Referendum confermativo di domenica 22 marzo e lunedì 23 marzo 2026. Opzione di voto per corrispondenza dei cittadini italiani residenti all’estero

Con il decreto del Presidente della Repubblica del 13 gennaio 2026 pubblicato nella Gazzetta ufficiale del 14 gennaio 2026, è stato indetto il referendum popolare confermativo della legge costituzionale recante: «Norme in materia di ordinamento giurisdizionale e di istituzione della Corte disciplinare», approvata dal Parlamento e pubblicata nella Gazzetta Ufficiale della Repubblica italiana n. 253 del 30 ottobre 2025.

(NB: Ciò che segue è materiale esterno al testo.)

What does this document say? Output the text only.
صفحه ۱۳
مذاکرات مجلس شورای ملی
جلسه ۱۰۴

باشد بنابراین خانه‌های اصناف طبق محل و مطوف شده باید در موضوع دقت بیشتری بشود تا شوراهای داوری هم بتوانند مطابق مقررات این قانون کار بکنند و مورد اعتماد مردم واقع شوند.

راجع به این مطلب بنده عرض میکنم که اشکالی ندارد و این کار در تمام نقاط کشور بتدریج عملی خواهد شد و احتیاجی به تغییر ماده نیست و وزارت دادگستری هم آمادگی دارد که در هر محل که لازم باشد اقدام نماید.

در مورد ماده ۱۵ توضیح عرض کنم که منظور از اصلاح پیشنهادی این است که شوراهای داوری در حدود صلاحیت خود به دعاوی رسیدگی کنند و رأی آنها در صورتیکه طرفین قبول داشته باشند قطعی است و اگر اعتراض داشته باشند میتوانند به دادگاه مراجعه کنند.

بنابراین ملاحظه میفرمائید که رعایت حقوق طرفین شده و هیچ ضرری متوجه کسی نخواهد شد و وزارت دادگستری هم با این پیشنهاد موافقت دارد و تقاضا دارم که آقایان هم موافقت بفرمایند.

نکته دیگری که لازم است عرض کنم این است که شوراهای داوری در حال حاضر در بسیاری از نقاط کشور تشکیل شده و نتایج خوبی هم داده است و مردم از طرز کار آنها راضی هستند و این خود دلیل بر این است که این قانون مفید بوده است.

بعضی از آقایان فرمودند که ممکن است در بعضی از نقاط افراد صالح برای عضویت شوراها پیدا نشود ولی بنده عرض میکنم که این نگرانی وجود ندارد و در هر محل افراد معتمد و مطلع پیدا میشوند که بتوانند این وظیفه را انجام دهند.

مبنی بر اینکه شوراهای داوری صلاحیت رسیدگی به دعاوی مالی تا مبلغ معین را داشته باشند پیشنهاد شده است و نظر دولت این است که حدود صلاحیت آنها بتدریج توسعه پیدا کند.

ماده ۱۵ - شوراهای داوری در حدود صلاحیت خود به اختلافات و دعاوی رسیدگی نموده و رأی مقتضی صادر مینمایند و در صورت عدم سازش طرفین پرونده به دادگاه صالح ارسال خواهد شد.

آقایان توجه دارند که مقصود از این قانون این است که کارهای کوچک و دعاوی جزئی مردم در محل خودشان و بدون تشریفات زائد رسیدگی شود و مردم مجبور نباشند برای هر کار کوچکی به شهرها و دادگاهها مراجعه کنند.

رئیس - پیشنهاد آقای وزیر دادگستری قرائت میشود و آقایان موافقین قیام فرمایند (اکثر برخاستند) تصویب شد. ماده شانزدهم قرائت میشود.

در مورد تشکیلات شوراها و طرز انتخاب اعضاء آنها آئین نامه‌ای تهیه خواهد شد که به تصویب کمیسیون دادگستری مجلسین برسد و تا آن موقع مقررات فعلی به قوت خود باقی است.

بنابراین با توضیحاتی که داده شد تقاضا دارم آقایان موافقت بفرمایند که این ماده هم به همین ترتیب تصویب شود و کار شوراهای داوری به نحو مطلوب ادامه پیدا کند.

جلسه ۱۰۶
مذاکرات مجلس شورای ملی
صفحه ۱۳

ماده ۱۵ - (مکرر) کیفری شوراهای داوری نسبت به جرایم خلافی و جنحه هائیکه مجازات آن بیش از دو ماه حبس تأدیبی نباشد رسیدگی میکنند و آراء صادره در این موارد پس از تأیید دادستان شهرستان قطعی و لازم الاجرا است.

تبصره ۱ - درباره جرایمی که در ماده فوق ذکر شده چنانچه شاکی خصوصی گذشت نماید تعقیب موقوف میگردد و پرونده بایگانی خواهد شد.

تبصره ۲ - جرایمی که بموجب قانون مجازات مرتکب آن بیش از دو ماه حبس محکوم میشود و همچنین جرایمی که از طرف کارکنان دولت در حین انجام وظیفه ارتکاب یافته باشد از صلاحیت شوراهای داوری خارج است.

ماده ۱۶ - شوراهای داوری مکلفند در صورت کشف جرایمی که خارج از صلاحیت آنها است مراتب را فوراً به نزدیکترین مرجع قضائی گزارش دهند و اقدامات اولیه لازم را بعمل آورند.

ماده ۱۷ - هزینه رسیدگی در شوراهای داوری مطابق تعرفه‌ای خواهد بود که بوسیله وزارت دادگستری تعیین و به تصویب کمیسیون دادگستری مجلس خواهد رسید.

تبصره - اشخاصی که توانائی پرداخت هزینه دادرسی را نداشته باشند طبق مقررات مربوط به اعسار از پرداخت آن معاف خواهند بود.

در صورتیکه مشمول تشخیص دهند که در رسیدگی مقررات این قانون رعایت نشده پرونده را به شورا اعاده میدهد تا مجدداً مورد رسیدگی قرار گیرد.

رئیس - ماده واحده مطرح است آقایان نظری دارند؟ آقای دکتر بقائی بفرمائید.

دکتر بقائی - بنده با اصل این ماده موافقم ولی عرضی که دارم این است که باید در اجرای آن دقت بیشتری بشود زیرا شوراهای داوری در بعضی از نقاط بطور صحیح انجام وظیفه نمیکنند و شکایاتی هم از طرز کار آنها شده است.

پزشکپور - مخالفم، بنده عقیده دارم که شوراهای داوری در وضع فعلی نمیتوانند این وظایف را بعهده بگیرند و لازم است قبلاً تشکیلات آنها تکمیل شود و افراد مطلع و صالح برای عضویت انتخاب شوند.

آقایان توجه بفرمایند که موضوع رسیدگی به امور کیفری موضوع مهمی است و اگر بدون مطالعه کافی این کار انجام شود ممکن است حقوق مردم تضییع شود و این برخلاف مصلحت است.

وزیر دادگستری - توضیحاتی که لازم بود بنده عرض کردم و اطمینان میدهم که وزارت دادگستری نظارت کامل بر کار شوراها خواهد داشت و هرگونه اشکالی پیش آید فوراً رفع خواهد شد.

Ai sensi della legge 27 dicembre 2001, n. 459 (Norme per l’esercizio del diritto di voto dei cittadini italiani residenti all’estero) e del relativo regolamento di attuazione approvato con decreto del Presidente della Repubblica del 2 aprile 2003, n. 104 (Regolamento di attuazione della legge 27 dicembre 2001, n. 459, recante disciplina per l’esercizio del diritto di voto dei cittadini italiani residenti all’estero), gli elettori italiani residenti all’estero votano per corrispondenza. La predetta normativa, nel prevedere la modalità di voto per corrispondenza per tali elettori (i cui nominativi vengono inseriti d’ufficio nell’elenco degli aventi diritto al voto residenti all’estero), fa comunque salva la possibilità di votare in Italia, previa apposita e tempestiva opzione, da esercitare in occasione di ogni consultazione e valida limitatamente a essa.

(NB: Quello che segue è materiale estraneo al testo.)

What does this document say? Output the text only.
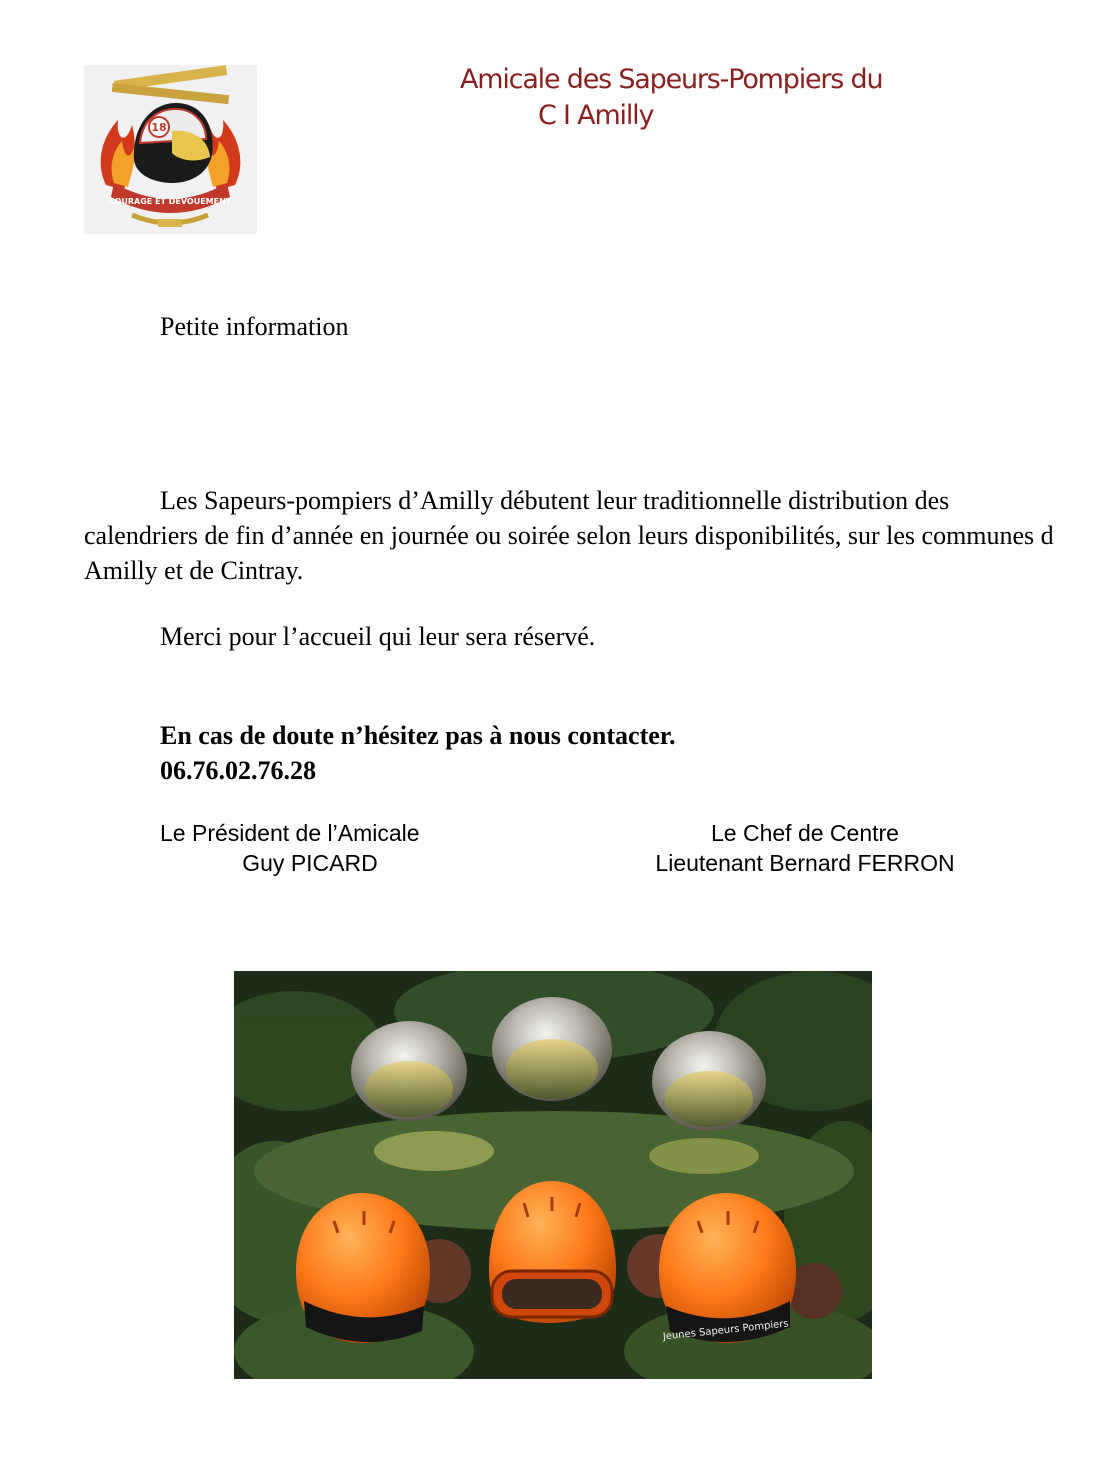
18
COURAGE ET DEVOUEMENT
Amicale des Sapeurs-Pompiers du
C I Amilly
Petite information
Les Sapeurs-pompiers d’Amilly débutent leur traditionnelle distribution des calendriers de fin d’année en journée ou soirée selon leurs disponibilités, sur les communes d Amilly et de Cintray.
Merci pour l’accueil qui leur sera réservé.
En cas de doute n’hésitez pas à nous contacter.
06.76.02.76.28
Le Président de l’Amicale
Guy PICARD
Le Chef de Centre
Lieutenant Bernard FERRON
Jeunes Sapeurs Pompiers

In particolare, il diritto di optare per il voto in Italia, ai sensi degli articoli 1, comma 3 e 4 della legge 27 dicembre 2001, n. 459, nonché dell’articolo 4 del decreto del Presidente della Repubblica del 2 aprile 2003, n. 104, deve essere esercitato entro il decimo giorno successivo all’indizione del referendum e cioè entro sabato 24 gennaio 2026, preferibilmente utilizzando il modello allegato.

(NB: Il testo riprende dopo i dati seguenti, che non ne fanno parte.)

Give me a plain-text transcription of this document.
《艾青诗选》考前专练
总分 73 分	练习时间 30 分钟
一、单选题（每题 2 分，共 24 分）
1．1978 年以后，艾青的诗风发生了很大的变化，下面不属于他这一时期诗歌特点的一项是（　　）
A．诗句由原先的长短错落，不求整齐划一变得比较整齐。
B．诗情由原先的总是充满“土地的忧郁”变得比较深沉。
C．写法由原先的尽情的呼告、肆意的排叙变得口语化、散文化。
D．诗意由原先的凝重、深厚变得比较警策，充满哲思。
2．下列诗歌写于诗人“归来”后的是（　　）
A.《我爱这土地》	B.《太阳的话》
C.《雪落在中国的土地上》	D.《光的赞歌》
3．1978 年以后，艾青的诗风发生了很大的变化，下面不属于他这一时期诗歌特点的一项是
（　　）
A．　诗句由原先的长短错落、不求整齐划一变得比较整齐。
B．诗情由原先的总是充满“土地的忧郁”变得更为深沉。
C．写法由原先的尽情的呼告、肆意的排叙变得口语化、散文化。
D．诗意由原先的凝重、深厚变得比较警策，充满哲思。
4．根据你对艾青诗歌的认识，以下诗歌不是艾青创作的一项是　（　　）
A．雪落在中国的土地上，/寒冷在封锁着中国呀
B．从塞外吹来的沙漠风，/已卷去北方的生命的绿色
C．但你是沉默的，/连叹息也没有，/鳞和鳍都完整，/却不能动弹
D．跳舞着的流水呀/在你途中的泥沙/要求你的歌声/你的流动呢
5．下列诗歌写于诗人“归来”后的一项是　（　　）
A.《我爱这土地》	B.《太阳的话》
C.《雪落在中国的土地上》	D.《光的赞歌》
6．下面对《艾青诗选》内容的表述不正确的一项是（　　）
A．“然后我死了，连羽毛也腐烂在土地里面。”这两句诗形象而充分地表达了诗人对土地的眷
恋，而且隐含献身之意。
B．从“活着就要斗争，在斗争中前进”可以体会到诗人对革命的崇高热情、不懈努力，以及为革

L’opzione dovrà pervenire all’Ufficio consolare operante nella circoscrizione di residenza dell’elettore e potrà essere revocata con le medesime modalità ed entro gli stessi termini previsti per il suo esercizio. Qualora l’opzione venga inviata per posta, l’elettore ha l’onere di accertarne la ricezione, da parte dell’Ufficio consolare, entro il termine prescritto.